U is for . . .

All right, you’ve made a liar of me. Here’s one from Charles’s point of view.

Charles lay awake and listened to the even breathing beside him, so soft he had to strain to hear. At one point he even bent his head a little farther on the pillow to assure himself Peter was still alive. Peter did sometimes talk in his sleep, and often fidgeted, but those things never bothered Charles. It was nights like this one, when Peter seemed to sink beneath something heavy and then slept like one dead, Charles found it difficult to sleep himself.

He must have done, however, because next he knew he was roused by the loud, low tolling of a bell. Which church were they nearest? UTRECHT had dozens of them; they’d visited just a couple the day before. Only two—no, three—because they’d arrived in the afternoon and hadn’t much time for sights. They would do more the next day. Today, Charles told himself, peering through the gloom in vain for some sign of the time. Had the church bell been ringing the hour? But no, it was still going, slow and mournful, and with a sudden constriction of his heart, Charles realized it was a death knoll. But who would hold a service at this time of night? No one. So someone had only just died, then.

In an irrational moment of superstition, Charles leaned toward Peter’s slumbering form once more, in case the churches in Utrecht knew something he didn’t. How had the bells not woken him?

Charles moved in close, trying to see through the night that had gathered in their hotel room and surrounded them. Then, with a start, realized Peter’s eyes were open after all. Charles shot backward in surprise, but with calm assurance, Peter’s arms caught him and pulled him closer again.

“What are you doing?” Peter asked, his voice thick, and Charles understood Peter wasn’t yet fully awake.
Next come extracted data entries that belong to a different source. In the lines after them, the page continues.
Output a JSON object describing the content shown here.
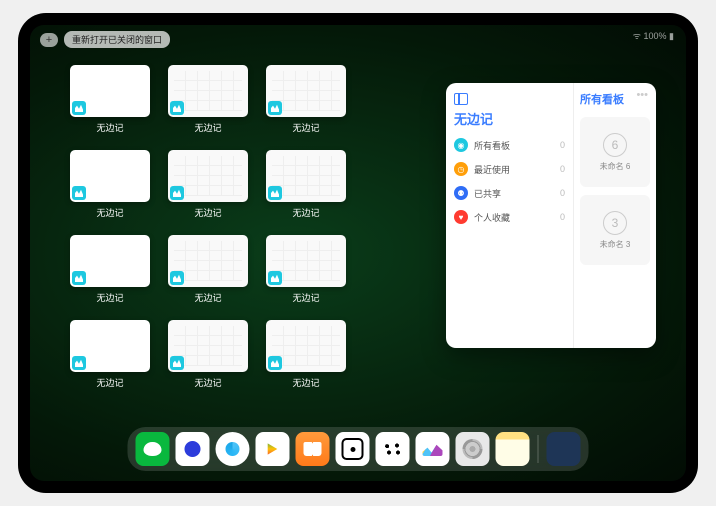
{
  "status_bar": {
    "indicators": "ᯤ 100% ▮"
  },
  "top_bar": {
    "plus_glyph": "+",
    "reopen_label": "重新打开已关闭的窗口"
  },
  "multitask": {
    "app_label": "无边记",
    "windows": [
      {
        "thumb": "blank"
      },
      {
        "thumb": "board"
      },
      {
        "thumb": "board"
      },
      {
        "thumb": "blank"
      },
      {
        "thumb": "board"
      },
      {
        "thumb": "board"
      },
      {
        "thumb": "blank"
      },
      {
        "thumb": "board"
      },
      {
        "thumb": "board"
      },
      {
        "thumb": "blank"
      },
      {
        "thumb": "board"
      },
      {
        "thumb": "board"
      }
    ]
  },
  "popover": {
    "left_title": "无边记",
    "filters": [
      {
        "icon_bg": "#1ec8e0",
        "glyph": "◉",
        "label": "所有看板",
        "count": "0"
      },
      {
        "icon_bg": "#ff9f0a",
        "glyph": "◷",
        "label": "最近使用",
        "count": "0"
      },
      {
        "icon_bg": "#2f6df6",
        "glyph": "⚉",
        "label": "已共享",
        "count": "0"
      },
      {
        "icon_bg": "#ff3b30",
        "glyph": "♥",
        "label": "个人收藏",
        "count": "0"
      }
    ],
    "right_title": "所有看板",
    "ellipsis": "•••",
    "boards": [
      {
        "sketch": "6",
        "name": "未命名 6"
      },
      {
        "sketch": "3",
        "name": "未命名 3"
      }
    ]
  },
  "dock": {
    "apps": [
      {
        "name": "wechat-icon",
        "cls": "ic-wechat"
      },
      {
        "name": "quark-icon",
        "cls": "ic-quark"
      },
      {
        "name": "browser-icon",
        "cls": "ic-browser"
      },
      {
        "name": "play-icon",
        "cls": "ic-play"
      },
      {
        "name": "books-icon",
        "cls": "ic-books"
      },
      {
        "name": "dice-icon",
        "cls": "ic-dot"
      },
      {
        "name": "graph-icon",
        "cls": "ic-graph"
      },
      {
        "name": "freeform-icon",
        "cls": "ic-freeform"
      },
      {
        "name": "settings-icon",
        "cls": "ic-settings"
      },
      {
        "name": "notes-icon",
        "cls": "ic-notes"
      }
    ]
  }
}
“Making sure you were breathing,” Charles told him. It sounded ridiculous but had the benefit of being true.

“And am I?” But before Charles could answer, Peter turned an ear toward the windows. “What’s that racket?”

“I think it’s a funeral bell from one of the churches.”

“You were making sure I hadn’t ascended to Heaven without you,” Peter surmised. He pulled Charles a little closer, and not for the first time Charles marveled at the strength in Peter’s muscles, the grace in him, and ease with which he utilized these blessings. Like a lion, so sure of itself and never questioning its right to take or do whatever it pleased.

“Now you’re not breathing,” Peter murmured, and Charles realized he was holding his breath in anticipation. He let it out slowly and allowed himself to relax into Peter’s warmth.

“I promise,” Peter whispered, “not to go without you. There is no Heaven for me if you don’t come, too.”